Effect of bulky lesions on DNA: solution structure of a DNA duplex containing a cholesterol adduct.

TitleEffect of bulky lesions on DNA: solution structure of a DNA duplex containing a cholesterol adduct.
Publication TypeJournal Article
Year of Publication2004
AuthorsGómez-Pinto, Irene, Cubero Elena, Kalko Susana G., Monaco Vania, van der Marel Gijs, van Boom Jacques H., Orozco Modesto, and González Carlos
JournalJ Biol Chem
Date Published2004 Jun 4
KeywordsBase Pairing, Chemical, Cholesterol, DNA, DNA Damage, DNA Helicases, DNA Repair, Escherichia coli Proteins, Hydrogen Bonding, Magnetic Resonance Spectroscopy, Models, Molecular, Molecular Structure, Nucleic Acid Conformation, Nucleic Acid Denaturation, Oligonucleotides, Protein Conformation, Static Electricity

The three-dimensional solution structure of two DNA decamers of sequence d(CCACXGGAAC)-(GTTCCGGTGG) with a modified nucleotide containing a cholesterol derivative (X) in its C1 ’(chol)alpha or C1 ’(chol)beta diastereoisomer form has been determined by using NMR and restrained molecular dynamics. This DNA derivative is recognized with high efficiency by the UvrB protein, which is part of the bacterial nucleotide excision repair, and the alpha anomer is repaired more efficiently than the beta one.
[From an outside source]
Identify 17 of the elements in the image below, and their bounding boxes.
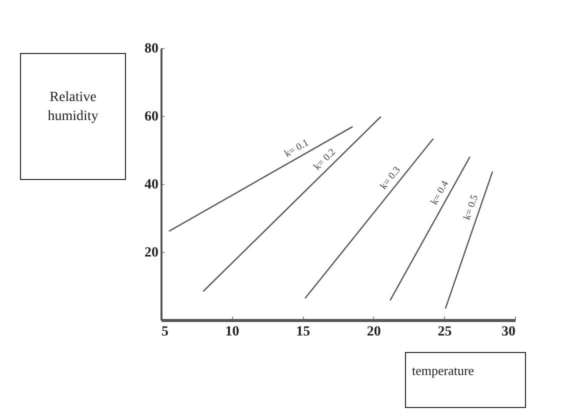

The structures of the two decamers have been determined from accurate distance constraints obtained from a complete relaxation matrix analysis of the NOE intensities and torsion angle constraints derived from J-coupling constants. The structures have been refined with molecular dynamics methods, including explicit solvent and applying the particle mesh Ewald method to properly evaluate the long range electrostatic interactions. These calculations converge to well defined structures whose conformation is intermediate between the A- and B-DNA families as judged by the root mean square deviation but with sugar puckerings and groove shapes corresponding to a distorted B-conformation. Both duplex adducts exhibit intercalation of the cholesterol group from the major groove of the helix and displacement of the guanine base opposite the modified nucleotide. Based on these structures and molecular dynamics calculations, we propose a tentative model for the recognition of damaged DNA substrates by the UvrB protein.